THINK: Bridezillas meets Tell Me You Love Me.
Reality TV Producer
Though many sitcoms (The Office, Modern Family) employ a faux-reality format, none has taken us behind the scenes of a competitive reality show of the sort that relocates contestants to remote locations in order to put them through perilous physical challenges. And though such reality shows put the contestants' pain on camera, those shows' production staffs are also far from home, living in rough camps, trying to make a TV show out of mostly banal goings-on while also compromising their own personal ethics for the sake of a juicy storyline. If this sounds like I'm proposing a scripted look at how a show like Survivor is made, that's because I totally am.
THINK: The Challenge meets Studio 60 on the Sunset Strip.
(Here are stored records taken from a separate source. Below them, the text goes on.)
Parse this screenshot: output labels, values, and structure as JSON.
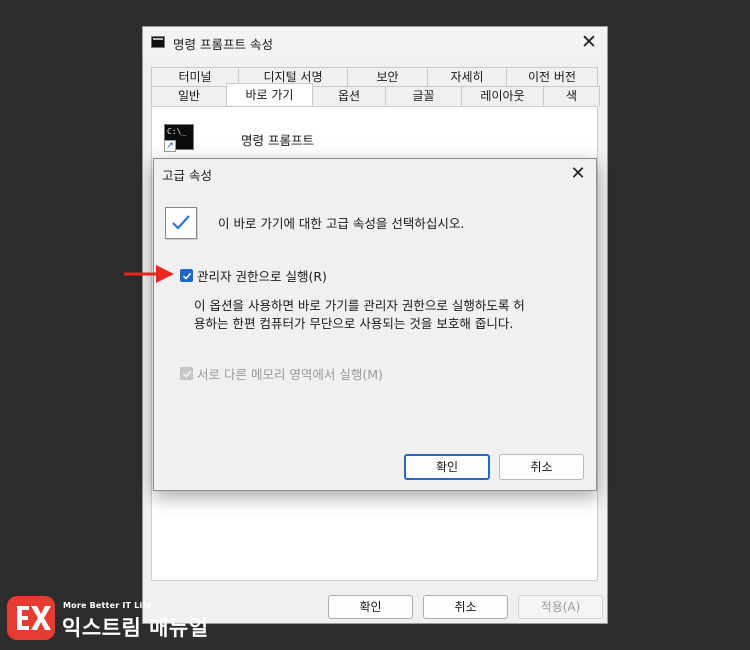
{
  "window": {
    "title": "명령 프롬프트 속성",
    "tabs_row1": [
      "터미널",
      "디지털 서명",
      "보안",
      "자세히",
      "이전 버전"
    ],
    "tabs_row2": [
      "일반",
      "바로 가기",
      "옵션",
      "글꼴",
      "레이아웃",
      "색"
    ],
    "active_tab": "바로 가기",
    "app_name": "명령 프롬프트",
    "icon_text": "C:\\_",
    "buttons": {
      "ok": "확인",
      "cancel": "취소",
      "apply": "적용(A)"
    }
  },
  "dialog": {
    "title": "고급 속성",
    "heading": "이 바로 가기에 대한 고급 속성을 선택하십시오.",
    "run_as_admin": {
      "label": "관리자 권한으로 실행(R)",
      "checked": true,
      "description_line1": "이 옵션을 사용하면 바로 가기를 관리자 권한으로 실행하도록 허",
      "description_line2": "용하는 한편 컴퓨터가 무단으로 사용되는 것을 보호해 줍니다."
    },
    "separate_memory": {
      "label": "서로 다른 메모리 영역에서 실행(M)",
      "checked": true,
      "disabled": true
    },
    "buttons": {
      "ok": "확인",
      "cancel": "취소"
    }
  },
  "colors": {
    "accent": "#1e67c8",
    "arrow": "#e8281e",
    "watermark_logo": "#e63b30"
  },
  "watermark": {
    "logo_icon": "ex-logo-icon",
    "tagline": "More Better IT Life",
    "brand": "익스트림 매뉴얼"
  }
}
If newspaper and magazine trend stories are to be believed, women's choice to delay parenthood is one of the greatest problems plaguing this country. And as some of us approach our later thirties (hi), we will probably come to know at least one couple who've pursued adoption (with or without a stop at fertility treatment along the way). Many series have portrayed adoption (Parenthood and Smash are the most recent), but always in the context of characters we already know engaging in the process, with the adoption counselors mere guest stars parachuting into their lives. In fact, storylines often require adoption counselors to investigate the characters' families with what seems to be excessive vigilance, and/or to deliver bad news about the characters' hopes for becoming parents. The result? Adoption counselors tend to be cast as the villains. Flipping the perspective on these stories would not only demystify a process that's become more and more common, but could redeem the reputations of people who work in the adoption field and are sick of being portrayed as morons (as on, just off the top of my head, Friends).
THINK: Inconceivable meets Judging Amy (Maxine parts only).